The most notorious psychosocial factor associated with CAD is the “Type A personality.” Type A people are characterized as highly competitive, ambitious, and in constant struggle with their environment. There is an increased incidence in the development of angina pectoris but no subsequent increase in fatal cardiac events (Eaker et al, 1989; O’Connor et al, 1995). The increased rate of stable angina could not be explained by the presence of other cardiac risk factors. However, there are no data available that have clearly proven that this behavior itself, nor any modifications, changes the overall cardiac risk.

A newer, independent risk factor for atherosclerosis is an elevated plasma level of the amino acid homocysteine. A plasma homocysteine concentration of more than 15 μmol/L is referred to as hyperhomocysteinemia. Such elevated homocysteine levels can induce pathologic changes in the arterial wall, with a subsequent increased risk for CAD, peripheral vascular disease, cerebrovascular disease, and venous thrombosis. There is increasing evidence that homocysteine may affect the coagulation cascade and the resistance of the endothelium to thrombosis (Nygard et al, 1997). It may also interfere with the vasodilator and antithrombotic effects of nitric oxide. Although several epidemiologic studies have established the relation between total homocysteine level and CAD, studies are still ongoing to determine whether lowering homocysteine levels can prevent vascular occlusive events.

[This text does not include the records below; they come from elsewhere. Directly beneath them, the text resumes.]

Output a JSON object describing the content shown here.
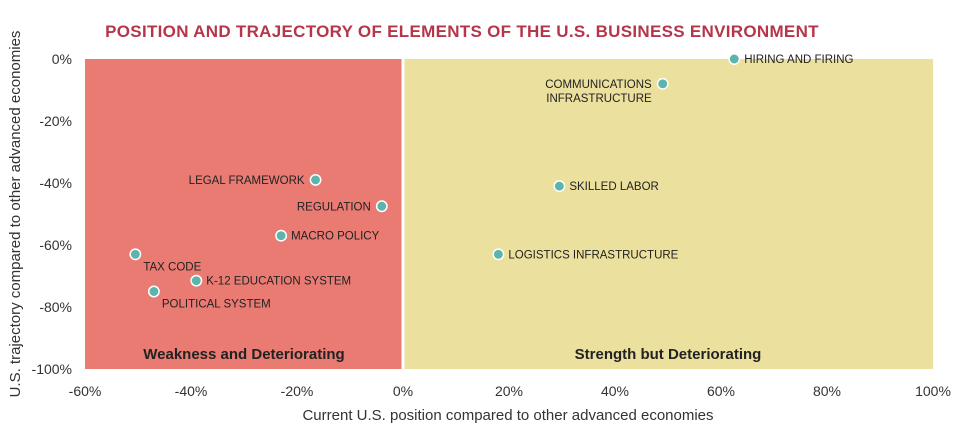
{
  "chart_data": {
    "type": "scatter",
    "title": "POSITION AND TRAJECTORY OF ELEMENTS OF THE U.S. BUSINESS ENVIRONMENT",
    "xlabel": "Current U.S. position compared to other advanced economies",
    "ylabel": "U.S. trajectory compared to other advanced economies",
    "xlim": [
      -60,
      100
    ],
    "ylim": [
      -100,
      0
    ],
    "x_ticks": [
      "-60%",
      "-40%",
      "-20%",
      "0%",
      "20%",
      "40%",
      "60%",
      "80%",
      "100%"
    ],
    "y_ticks": [
      "0%",
      "-20%",
      "-40%",
      "-60%",
      "-80%",
      "-100%"
    ],
    "x_tick_values": [
      -60,
      -40,
      -20,
      0,
      20,
      40,
      60,
      80,
      100
    ],
    "y_tick_values": [
      0,
      -20,
      -40,
      -60,
      -80,
      -100
    ],
    "grid": false,
    "quadrants": [
      {
        "label": "Weakness and Deteriorating",
        "x_range": [
          -60,
          0
        ],
        "y_range": [
          -100,
          0
        ],
        "color": "#e97b73"
      },
      {
        "label": "Strength but Deteriorating",
        "x_range": [
          0,
          100
        ],
        "y_range": [
          -100,
          0
        ],
        "color": "#ebe09d"
      }
    ],
    "marker_color": "#5bb5ad",
    "points": [
      {
        "label": "HIRING AND FIRING",
        "x": 62.5,
        "y": 0,
        "label_side": "right"
      },
      {
        "label": "COMMUNICATIONS INFRASTRUCTURE",
        "lines": [
          "COMMUNICATIONS",
          "INFRASTRUCTURE"
        ],
        "x": 49,
        "y": -8,
        "label_side": "left"
      },
      {
        "label": "SKILLED LABOR",
        "x": 29.5,
        "y": -41,
        "label_side": "right"
      },
      {
        "label": "LOGISTICS INFRASTRUCTURE",
        "x": 18,
        "y": -63,
        "label_side": "right"
      },
      {
        "label": "LEGAL FRAMEWORK",
        "x": -16.5,
        "y": -39,
        "label_side": "left"
      },
      {
        "label": "REGULATION",
        "x": -4,
        "y": -47.5,
        "label_side": "left"
      },
      {
        "label": "MACRO POLICY",
        "x": -23,
        "y": -57,
        "label_side": "right"
      },
      {
        "label": "TAX CODE",
        "x": -50.5,
        "y": -63,
        "label_side": "right-below"
      },
      {
        "label": "K-12 EDUCATION SYSTEM",
        "x": -39,
        "y": -71.5,
        "label_side": "right"
      },
      {
        "label": "POLITICAL SYSTEM",
        "x": -47,
        "y": -75,
        "label_side": "right-below"
      }
    ]
  }
}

Fifty percent of patients with chronic stable angina have normal ECG tracings at rest, but they may have severe CAD. However, the 12-lead ECG during a provoked episode of substernal chest pain or during an attack of angina may reveal downward or horizontal sloping depression of the ST segment, T-wave peaking, or inversion. These ECG changes accompanied by chest discomfort may signal the possibility of coronary stenosis.

Exercise treadmill ECG has been the most studied noninvasive test for the evaluation of CAD in both men and women. Stress testing increases overall cardiac work and heart rate. This increased work results in an increase in myocardial oxygen demand and a subsequent requirement for increased oxygen delivery via an increase in coronary flow. If narrowed or obstructed lesions prevent the required increase in coronary blood flow, chest pain or ECG changes may arise. In both sexes the exercise ECG is most accurate in patients who are able to exercise to 85% of their maximal predicted heart rates (Severi & Michelassi, 1991). However, this goal can be modified based on the characteristics of the patient being evaluated. A young patient with a low risk for CAD will have a much more sensitive result should he or she reach the maximal heart rate target or exercise to exhaustion. An older, high-risk patient, on the other hand, may reveal clinically meaningful information at lower cardiac workloads.

Criteria for determining a positive ECG stress test vary among different institutions. Depression or downsloping of the ST segment 0.08 seconds after the J point of the ECG is the typical ischemic change sought as a positive result (Fig. 9-4). However, the degree of ST-segment depression defined as positive can range anywhere from 0.5 mV to 2 mV. Using the lower end of this range will produce a test that is more sensitive but less specific, whereas the higher end produces a result that is less sensitive but more specific. Most centers use a 1-mm ST depression as a criterion for positivity. If typical chest discomfort occurs during the test associated with an ST depression of more than 1 mm, the predictive value for the detection of CAD is 90% (Wilson et al, 1991). ST depressions of more than 2
mm in the setting of typical chest discomfort are virtually diagnostic of CAD.